Note that rsi is rcx, and sr47 is a copy of rdx. Since this is x64, they are calling 0x3dccb7 with arguments in this order: (rcx, rdx, r8). Lucky for us vxcallq in VTIL means call into function, pause virtual exectuion then return into virtual machine, so 0x3dccb7 is not a virtualized function!

Going into that function in IDA and pressing F5 will bring up pseudo-code generated by the decompiler:

This code looks incomprehensible with some random inlined assembly that has no meaning at all.
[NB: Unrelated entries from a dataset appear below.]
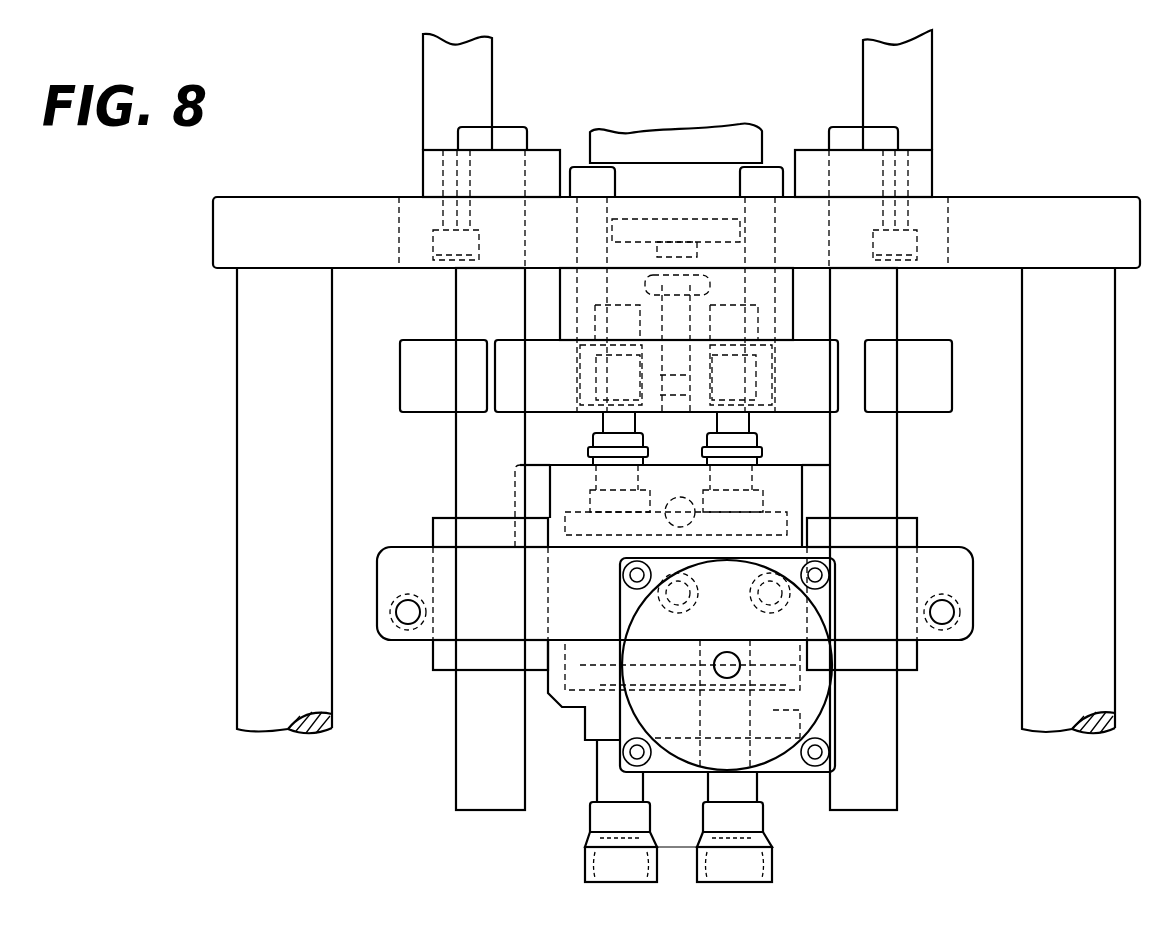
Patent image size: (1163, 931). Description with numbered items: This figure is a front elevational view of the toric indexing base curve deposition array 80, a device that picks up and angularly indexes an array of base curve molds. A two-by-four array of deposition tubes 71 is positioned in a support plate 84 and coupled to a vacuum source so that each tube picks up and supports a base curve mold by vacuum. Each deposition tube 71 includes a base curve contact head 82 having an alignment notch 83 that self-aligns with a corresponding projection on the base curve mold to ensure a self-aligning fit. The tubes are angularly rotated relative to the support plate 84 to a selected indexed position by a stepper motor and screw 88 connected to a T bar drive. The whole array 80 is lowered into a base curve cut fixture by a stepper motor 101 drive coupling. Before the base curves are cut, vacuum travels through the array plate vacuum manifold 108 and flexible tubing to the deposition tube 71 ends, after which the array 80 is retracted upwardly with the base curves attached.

The stepper motor 101 is at (652, 128).
The toric indexing base curve deposition array 80 is at (416, 470).
The array plate vacuum manifold 108 is at (396, 608).
The support plate 84 is at (393, 642).
The stepper motor and screw 88 is at (835, 722).
The deposition tube 71 is at (593, 780).
The base curve contact head 82 is at (692, 857).
The alignment notch 83 is at (583, 882).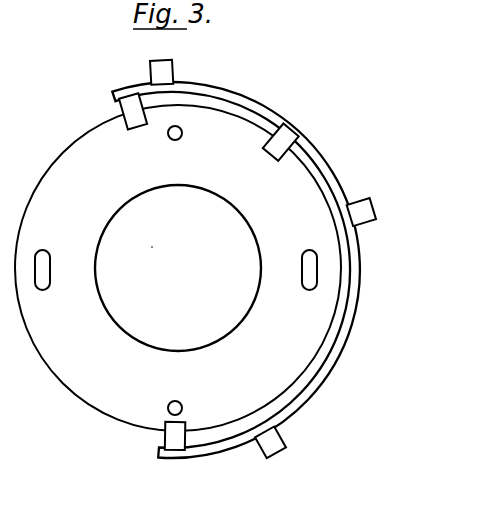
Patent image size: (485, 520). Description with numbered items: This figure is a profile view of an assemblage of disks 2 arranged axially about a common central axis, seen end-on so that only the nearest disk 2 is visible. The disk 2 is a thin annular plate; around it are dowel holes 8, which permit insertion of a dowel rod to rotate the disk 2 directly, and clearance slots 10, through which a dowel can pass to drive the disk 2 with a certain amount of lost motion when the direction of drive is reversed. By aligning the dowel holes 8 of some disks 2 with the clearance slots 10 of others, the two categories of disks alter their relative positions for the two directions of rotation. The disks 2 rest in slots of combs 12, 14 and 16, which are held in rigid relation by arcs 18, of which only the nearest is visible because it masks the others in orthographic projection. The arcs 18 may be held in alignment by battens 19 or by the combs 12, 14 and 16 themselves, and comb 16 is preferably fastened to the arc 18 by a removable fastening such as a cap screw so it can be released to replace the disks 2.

The disk 2 is at (53, 181).
The dowel hole 8 is at (171, 139).
The clearance slot 10 is at (49, 256).
The support comb 12 is at (175, 438).
The comb 14 is at (276, 151).
The comb 16 is at (124, 108).
The arc 18 is at (262, 107).
The batten 19 is at (170, 69).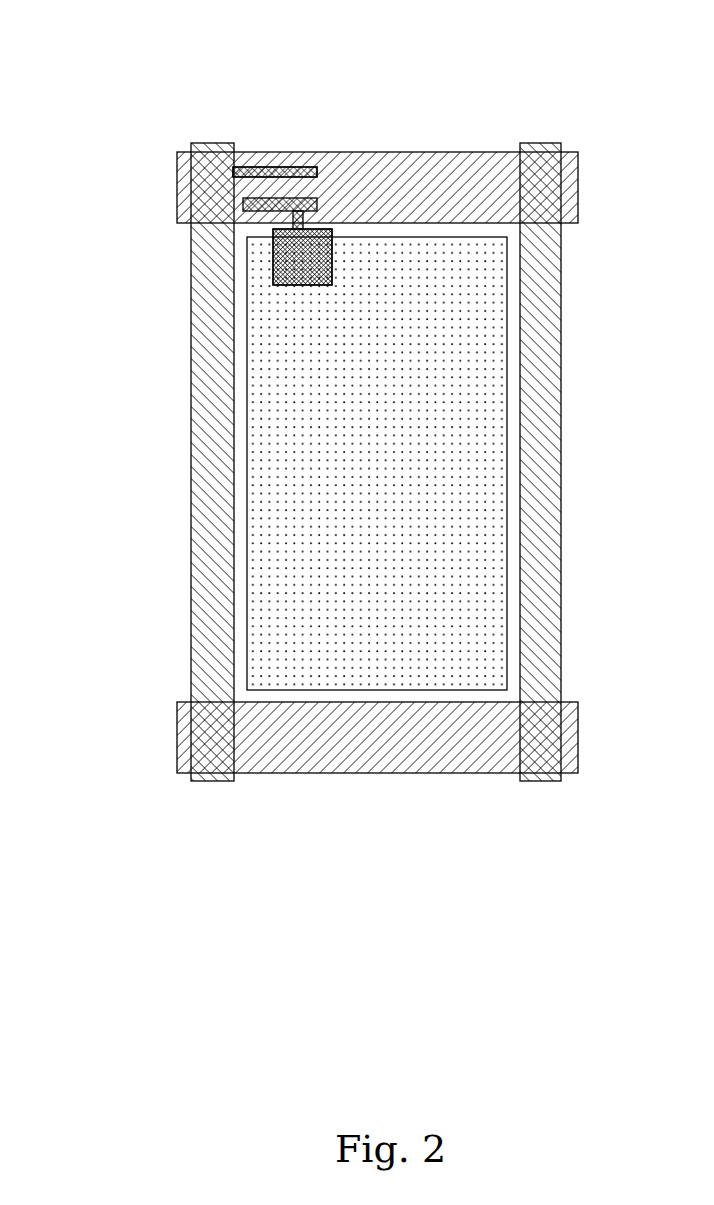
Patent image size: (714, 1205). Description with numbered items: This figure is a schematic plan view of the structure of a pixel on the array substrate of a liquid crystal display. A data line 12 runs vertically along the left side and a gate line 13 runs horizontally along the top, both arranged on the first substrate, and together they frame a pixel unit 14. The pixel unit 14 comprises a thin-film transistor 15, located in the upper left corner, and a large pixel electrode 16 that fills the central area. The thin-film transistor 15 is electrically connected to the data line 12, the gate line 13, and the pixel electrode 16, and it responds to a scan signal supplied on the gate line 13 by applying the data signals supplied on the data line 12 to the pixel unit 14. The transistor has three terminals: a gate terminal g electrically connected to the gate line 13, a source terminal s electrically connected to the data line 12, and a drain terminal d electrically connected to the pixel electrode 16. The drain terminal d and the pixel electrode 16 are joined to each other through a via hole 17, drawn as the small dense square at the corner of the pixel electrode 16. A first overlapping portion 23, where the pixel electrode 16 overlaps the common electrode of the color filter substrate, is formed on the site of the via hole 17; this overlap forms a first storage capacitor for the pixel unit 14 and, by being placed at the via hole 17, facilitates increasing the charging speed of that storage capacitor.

Once we nop these instructions out, change some var types, then hit F5 again the code starts to look much better:

This function decrypts the packet in 4-byte blocks non-contiguously starting from the 8th byte using a rolling XOR key.

Once we continue looking at the assembly we figure that it calls into another routine here:

Equivalent in x64 assembly:

mov t225, dword ptr [rsi+0x3]
mov t231, byte ptr [rbx]
add t231, 0xff ; uhoh, overflow

; the following is psuedo
mov [$flags], t231 u< rbx:8

not t231

movsx t230, t231
mov [$flags+6], t230 == 0
mov [$flags+7], t230 < 0

movsx t234, rbx
mov [$flags+11], t234 < 0
mov t236, t234 < 1
mov t235, [$flags+11] != t236

and [$flags+11], t235

mov rdx, sr46 ; sr46=rdx
mov r9, r8

sbb eax, eax ; this will result in the CF (carry flag) being written to EAX

mov r8, t225
mov t244, rax
and t244, 0x11 ; the value of t244 will be determined by the sbb from above, it'll be either -1 or 0 
shr r8, t244 ; if the value of this shift is a 0, that means nothing will happen to the data, otherwise it'll shift it to the right by 0x11

mov rcx, rsi
mov [rsp+0x20], r9
mov [rsp+0x28], [rsp+0x68]

call 0x3dce60

Before we continue dissecting the function it calls, we have to come to the conclusion that the shift is meaningless due to the carry flag not being set, resulting in a 0 return value from the sbb instruction, which means we’re on the wrong path.

If we look for references to the first routine 0x1196fd, we’ll see that it’s actually referenced again, this time with a different key!

That means the first key was actually a red herring, and the second key is most likely the correct one. Nice one Bastian!

Now that we’ve figured out the real xor key and the arguments to 0x3dce60, which are in the order: (rcx, rdx, r8, r9, rsp+0x20, rsp+0x28).

We go to that function in IDA, hit F5 and it’s very readable:

We know the order of the arguments, their type and their meaning, the only thing left is to translate this to actual code, which we’ve done nicely and wrapped into a gist available here.


This encryption wasn’t the hardest to reverse engineer, and our efforts were certainly noticed by BattlEye; after 3 days, the encryption was changed to a TLS-like model, where RSA is used to securely exchange AES keys. This makes MITM without reading process memory by all intents and purposes infeasible.